Nun, ich möchte einen ernsthaften und inspirierenden Beitrag zur Aufarbeitung der Geschichte des Blues und seines geistigen Backgrounds leisten. Schön, dass Sie mich auf dieser historischen Reise begleiten. Ich bin nicht der Typ Reiseleiter, der den Weg schon unzählige Male abgelaufen ist, jeden Stein und Grashalm kennt, den Reisebericht herunterleiert. Ich bin selber genauso auf Entdeckungsreise, taste mich voran, werde immer wieder überrascht von neuen Erkenntnissen.

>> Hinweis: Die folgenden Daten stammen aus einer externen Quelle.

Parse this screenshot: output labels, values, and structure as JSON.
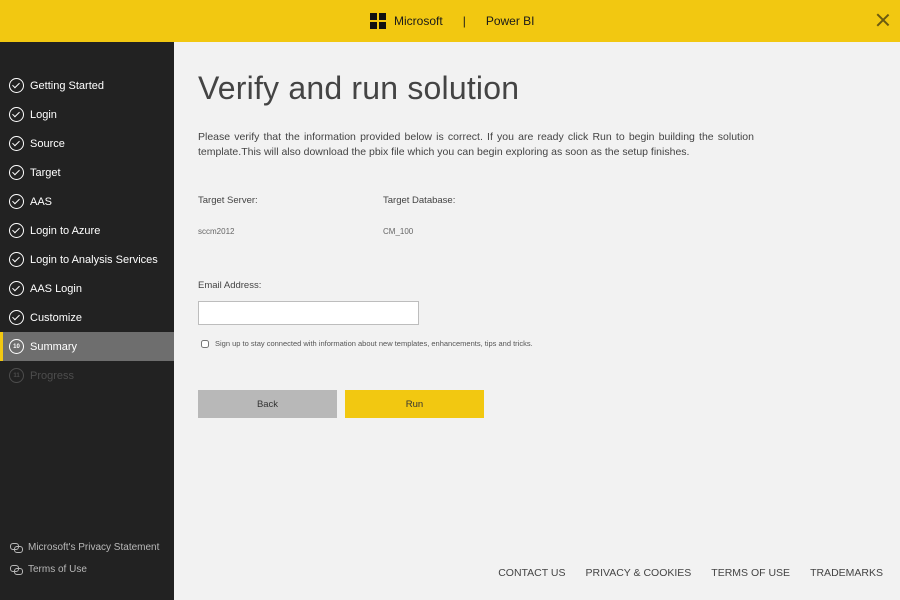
{
  "header": {
    "brand": "Microsoft",
    "separator": "|",
    "product": "Power BI",
    "close_icon": "close-icon"
  },
  "sidebar": {
    "steps": [
      {
        "label": "Getting Started",
        "state": "done",
        "icon": "check-circle-icon"
      },
      {
        "label": "Login",
        "state": "done",
        "icon": "check-circle-icon"
      },
      {
        "label": "Source",
        "state": "done",
        "icon": "check-circle-icon"
      },
      {
        "label": "Target",
        "state": "done",
        "icon": "check-circle-icon"
      },
      {
        "label": "AAS",
        "state": "done",
        "icon": "check-circle-icon"
      },
      {
        "label": "Login to Azure",
        "state": "done",
        "icon": "check-circle-icon"
      },
      {
        "label": "Login to Analysis Services",
        "state": "done",
        "icon": "check-circle-icon"
      },
      {
        "label": "AAS Login",
        "state": "done",
        "icon": "check-circle-icon"
      },
      {
        "label": "Customize",
        "state": "done",
        "icon": "check-circle-icon"
      },
      {
        "label": "Summary",
        "state": "active",
        "number": "10"
      },
      {
        "label": "Progress",
        "state": "disabled",
        "number": "11"
      }
    ],
    "links": [
      {
        "label": "Microsoft's Privacy Statement",
        "icon": "link-icon"
      },
      {
        "label": "Terms of Use",
        "icon": "link-icon"
      }
    ],
    "accent_color": "#f2c811"
  },
  "main": {
    "title": "Verify and run solution",
    "description": "Please verify that the information provided below is correct. If you are ready click Run to begin building the solution template.This will also download the pbix file which you can begin exploring as soon as the setup finishes.",
    "target_server_label": "Target Server:",
    "target_server_value": "sccm2012",
    "target_database_label": "Target Database:",
    "target_database_value": "CM_100",
    "email_label": "Email Address:",
    "email_value": "",
    "email_placeholder": "",
    "signup_label": "Sign up to stay connected with information about new templates, enhancements, tips and tricks.",
    "signup_checked": false,
    "back_label": "Back",
    "run_label": "Run"
  },
  "footer": {
    "links": [
      "CONTACT US",
      "PRIVACY & COOKIES",
      "TERMS OF USE",
      "TRADEMARKS"
    ]
  }
}
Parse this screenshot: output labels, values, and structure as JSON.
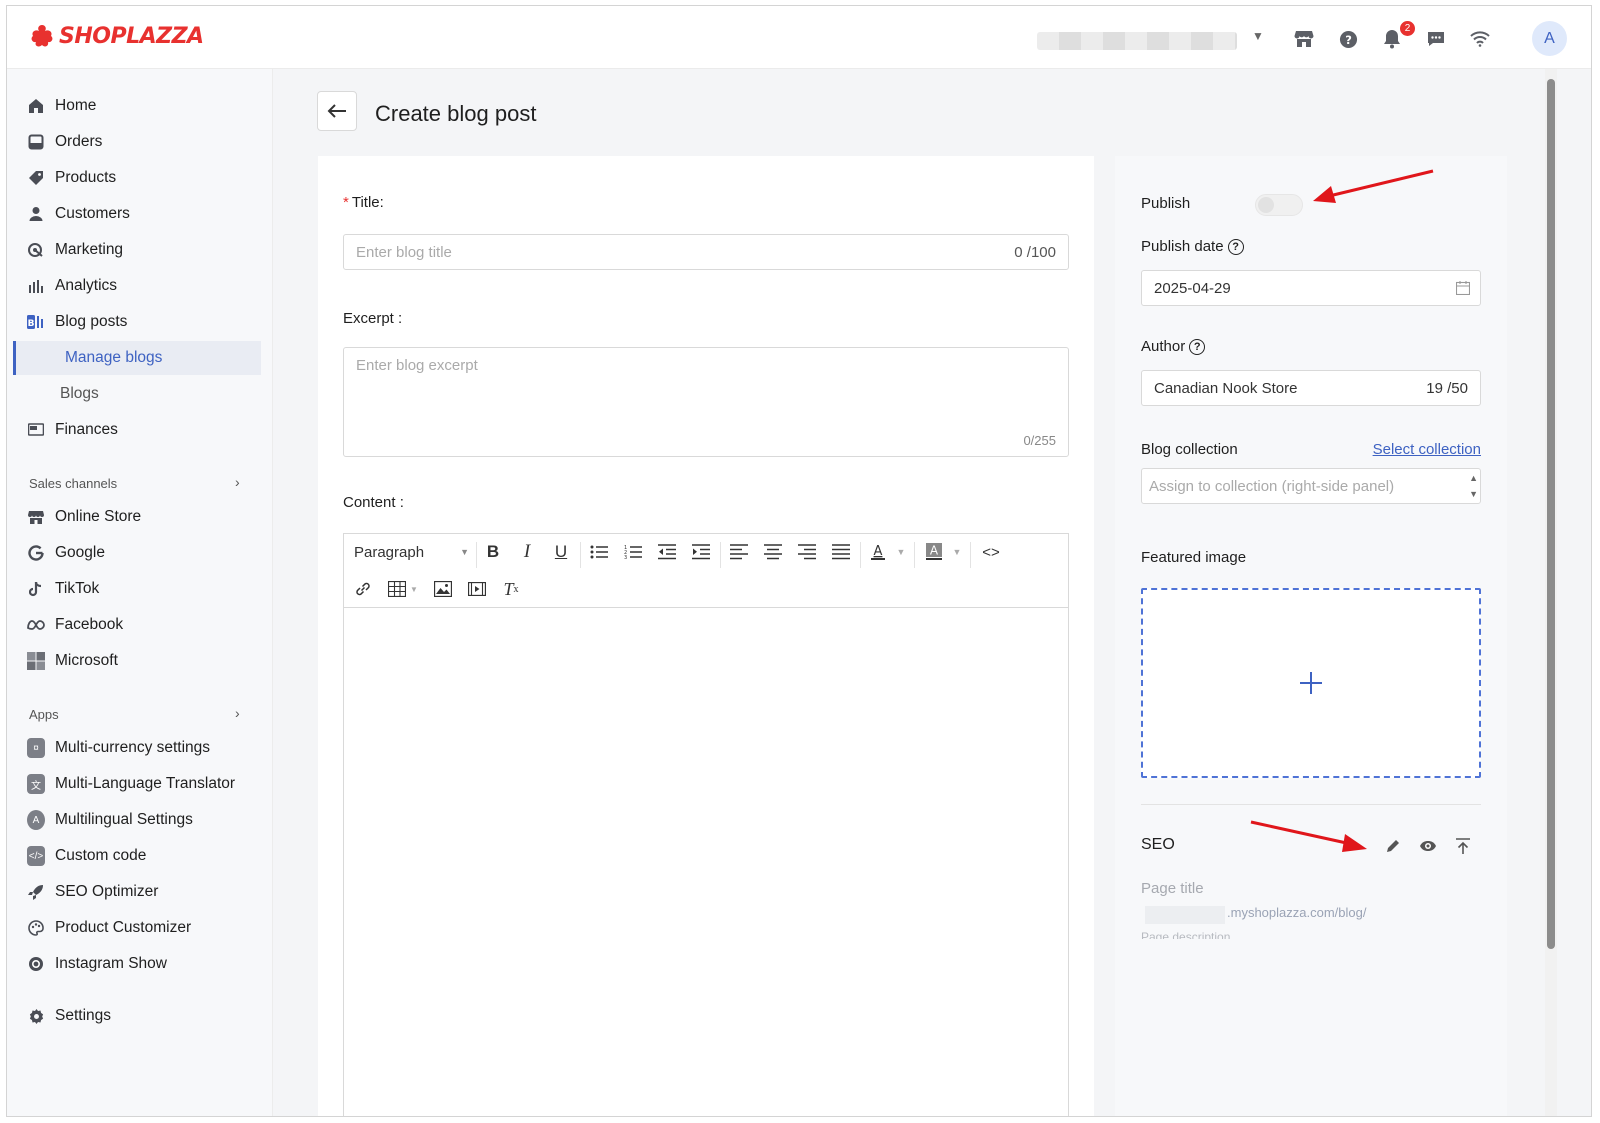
{
  "header": {
    "logo_text": "SHOPLAZZA",
    "notification_count": "2",
    "avatar_initial": "A",
    "icons": [
      "storefront-icon",
      "help-icon",
      "bell-icon",
      "message-icon",
      "wifi-icon"
    ]
  },
  "sidebar": {
    "items": [
      {
        "label": "Home",
        "icon": "home-icon"
      },
      {
        "label": "Orders",
        "icon": "orders-icon"
      },
      {
        "label": "Products",
        "icon": "tag-icon"
      },
      {
        "label": "Customers",
        "icon": "person-icon"
      },
      {
        "label": "Marketing",
        "icon": "marketing-icon"
      },
      {
        "label": "Analytics",
        "icon": "bar-chart-icon"
      },
      {
        "label": "Blog posts",
        "icon": "blog-icon"
      },
      {
        "label": "Manage blogs"
      },
      {
        "label": "Blogs"
      },
      {
        "label": "Finances",
        "icon": "finance-icon"
      }
    ],
    "sales_channels_heading": "Sales channels",
    "channels": [
      {
        "label": "Online Store"
      },
      {
        "label": "Google"
      },
      {
        "label": "TikTok"
      },
      {
        "label": "Facebook"
      },
      {
        "label": "Microsoft"
      }
    ],
    "apps_heading": "Apps",
    "apps": [
      {
        "label": "Multi-currency settings"
      },
      {
        "label": "Multi-Language Translator"
      },
      {
        "label": "Multilingual Settings"
      },
      {
        "label": "Custom code"
      },
      {
        "label": "SEO Optimizer"
      },
      {
        "label": "Product Customizer"
      },
      {
        "label": "Instagram Show"
      }
    ],
    "settings_label": "Settings"
  },
  "page": {
    "title": "Create blog post"
  },
  "form": {
    "title_label": "Title",
    "title_sep": ":",
    "title_placeholder": "Enter blog title",
    "title_counter": "0 /100",
    "excerpt_label": "Excerpt :",
    "excerpt_placeholder": "Enter blog excerpt",
    "excerpt_counter": "0/255",
    "content_label": "Content :",
    "paragraph_select": "Paragraph"
  },
  "side": {
    "publish_label": "Publish",
    "publish_enabled": false,
    "publish_date_label": "Publish date",
    "publish_date": "2025-04-29",
    "author_label": "Author",
    "author_value": "Canadian Nook Store",
    "author_counter": "19 /50",
    "collection_label": "Blog collection",
    "select_collection": "Select collection",
    "collection_placeholder": "Assign to collection (right-side panel)",
    "featured_image_label": "Featured image",
    "seo_label": "SEO",
    "seo_page_title": "Page title",
    "seo_url": ".myshoplazza.com/blog/",
    "seo_page_description": "Page description"
  },
  "colors": {
    "brand": "#e8312f",
    "accent": "#3e62c2",
    "annotation_arrow": "#e0161b"
  }
}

Dass der Blues auch islamische Wurzeln hat, war mir zum Beispiel lange nicht klar. Die entscheidende, stilbildende Inspiration für diese Musik kam zwar bekanntlich aus der christlich geprägten Spiritual- und Gospelmusik, doch die Afrikaner: innen, welche im Zuge des transatlantischen Sklavenhandels in die neue Welt der Kolonialmächte verschleppt wurden, waren spirituell auf diverse Weise geprägt. Afrikas Religionsgeschichte ist vielfältig. Und gleich vorweg: Religion ist in Afrika keine Nebensache – sie umfasst beinahe alle Bereiche des Lebens, spielt für die meisten Menschen eine zentrale Rolle. Afrikaner: innen mögen keine halben Sachen. Spiritualität ist für sie nicht bloss Wellness oder Gedankenspielerei; sie leben ihren Glauben häufig mit kompromissloser Intensität und Hingabe, und sie wissen von ihren Vorfahren, dass die Beziehung zur unsichtbaren Welt kein Humbug ist, sondern die natürlichste Sache der Welt.

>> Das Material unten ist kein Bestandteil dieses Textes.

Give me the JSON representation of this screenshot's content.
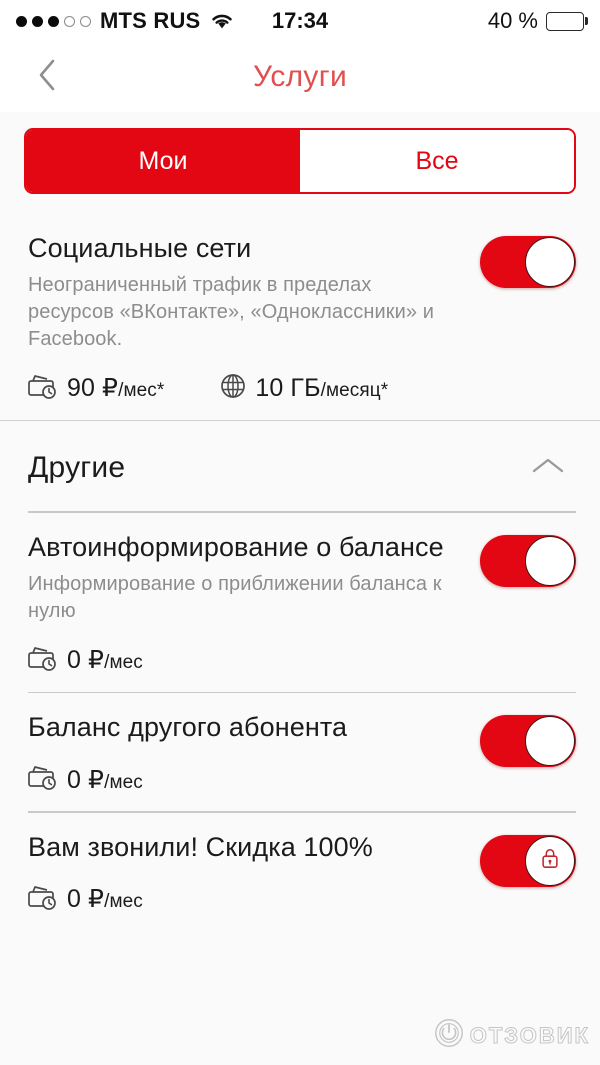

Das Christentum und der Islam teilen sich heute die religiöse Mehrheit in Afrika; der Islam tendenziell eher im Norden und Westen, das Christentum eher im Zentrum und im Süden. Die drittgrösste Gruppe ist ein Sammelbecken von traditionellen ethnischen Religionen, und dazu kommen natürlich zahlreiche synkretistische Religionen, das heisst Vermischungen von ethnischen Religionen mit christlichen oder mit islamischen. Auch das Judentum übrigens spielte in Afrika während Jahrtausenden eine Rolle; jüdische Gemeinschaften lebten bereits sehr früh über den afrikanischen Kontinent verstreut, die «Falascha» zum Beispiel, deren Vorfahren Israeliten waren, die im 10. Jahrhundert vor Christus nach Äthiopien ausgewandert sind.

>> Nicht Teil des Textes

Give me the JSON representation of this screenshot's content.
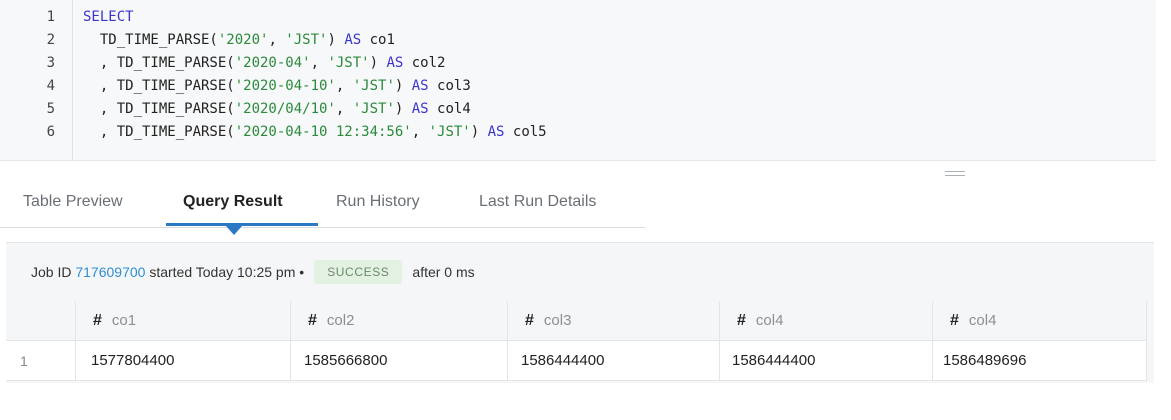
{
  "editor": {
    "lines": [
      {
        "num": "1",
        "parts": [
          {
            "t": "SELECT",
            "c": "kw"
          }
        ]
      },
      {
        "num": "2",
        "parts": [
          {
            "t": "  TD_TIME_PARSE(",
            "c": ""
          },
          {
            "t": "'2020'",
            "c": "str"
          },
          {
            "t": ", ",
            "c": ""
          },
          {
            "t": "'JST'",
            "c": "str"
          },
          {
            "t": ") ",
            "c": ""
          },
          {
            "t": "AS",
            "c": "kw"
          },
          {
            "t": " co1",
            "c": ""
          }
        ]
      },
      {
        "num": "3",
        "parts": [
          {
            "t": "  , TD_TIME_PARSE(",
            "c": ""
          },
          {
            "t": "'2020-04'",
            "c": "str"
          },
          {
            "t": ", ",
            "c": ""
          },
          {
            "t": "'JST'",
            "c": "str"
          },
          {
            "t": ") ",
            "c": ""
          },
          {
            "t": "AS",
            "c": "kw"
          },
          {
            "t": " col2",
            "c": ""
          }
        ]
      },
      {
        "num": "4",
        "parts": [
          {
            "t": "  , TD_TIME_PARSE(",
            "c": ""
          },
          {
            "t": "'2020-04-10'",
            "c": "str"
          },
          {
            "t": ", ",
            "c": ""
          },
          {
            "t": "'JST'",
            "c": "str"
          },
          {
            "t": ") ",
            "c": ""
          },
          {
            "t": "AS",
            "c": "kw"
          },
          {
            "t": " col3",
            "c": ""
          }
        ]
      },
      {
        "num": "5",
        "parts": [
          {
            "t": "  , TD_TIME_PARSE(",
            "c": ""
          },
          {
            "t": "'2020/04/10'",
            "c": "str"
          },
          {
            "t": ", ",
            "c": ""
          },
          {
            "t": "'JST'",
            "c": "str"
          },
          {
            "t": ") ",
            "c": ""
          },
          {
            "t": "AS",
            "c": "kw"
          },
          {
            "t": " col4",
            "c": ""
          }
        ]
      },
      {
        "num": "6",
        "parts": [
          {
            "t": "  , TD_TIME_PARSE(",
            "c": ""
          },
          {
            "t": "'2020-04-10 12:34:56'",
            "c": "str"
          },
          {
            "t": ", ",
            "c": ""
          },
          {
            "t": "'JST'",
            "c": "str"
          },
          {
            "t": ") ",
            "c": ""
          },
          {
            "t": "AS",
            "c": "kw"
          },
          {
            "t": " col5",
            "c": ""
          }
        ]
      }
    ]
  },
  "tabs": {
    "table_preview": "Table Preview",
    "query_result": "Query Result",
    "run_history": "Run History",
    "last_run_details": "Last Run Details"
  },
  "status": {
    "prefix": "Job ID",
    "job_id": "717609700",
    "started": "started Today 10:25 pm •",
    "badge": "SUCCESS",
    "duration": "after 0 ms"
  },
  "table": {
    "type_icon": "#",
    "headers": [
      "co1",
      "col2",
      "col3",
      "col4",
      "col4"
    ],
    "rows": [
      {
        "index": "1",
        "values": [
          "1577804400",
          "1585666800",
          "1586444400",
          "1586444400",
          "1586489696"
        ]
      }
    ]
  },
  "colors": {
    "keyword": "#3a35c9",
    "string": "#2a8a3a",
    "accent": "#2b78c5",
    "link": "#2f8fd0",
    "success_bg": "#e2f1e1"
  }
}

Die afrikanischen Sklav: innen hatten also unterschiedliche Backgrounds, als sie in ihre neue Heimat entführt wurden. Die einen waren christlicher Herkunft (erste historische Belege für eine christliche Präsenz in Afrika stammen aus dem 4. Jahrhundert), andere waren muslimischer Herkunft (kurz nach dem Tod des Propheten Mohammed im Jahre 632 hatte der Islam sich in Afrika auszubreiten begonnen), wiederum andere hatten eine Mischung im religiösen Gepäck. Im Verlaufe der für die Bluesgeschichte entscheidenden Jahrhunderte konvertierten viele Afroamerikaner: innen zum Christentum – und dennoch steckt im Blues neben den ohnehin bereits prägenden afrikanischen Musiktraditionen höchstwahrscheinlich auch eine islamische Komponente: der Gebetsruf.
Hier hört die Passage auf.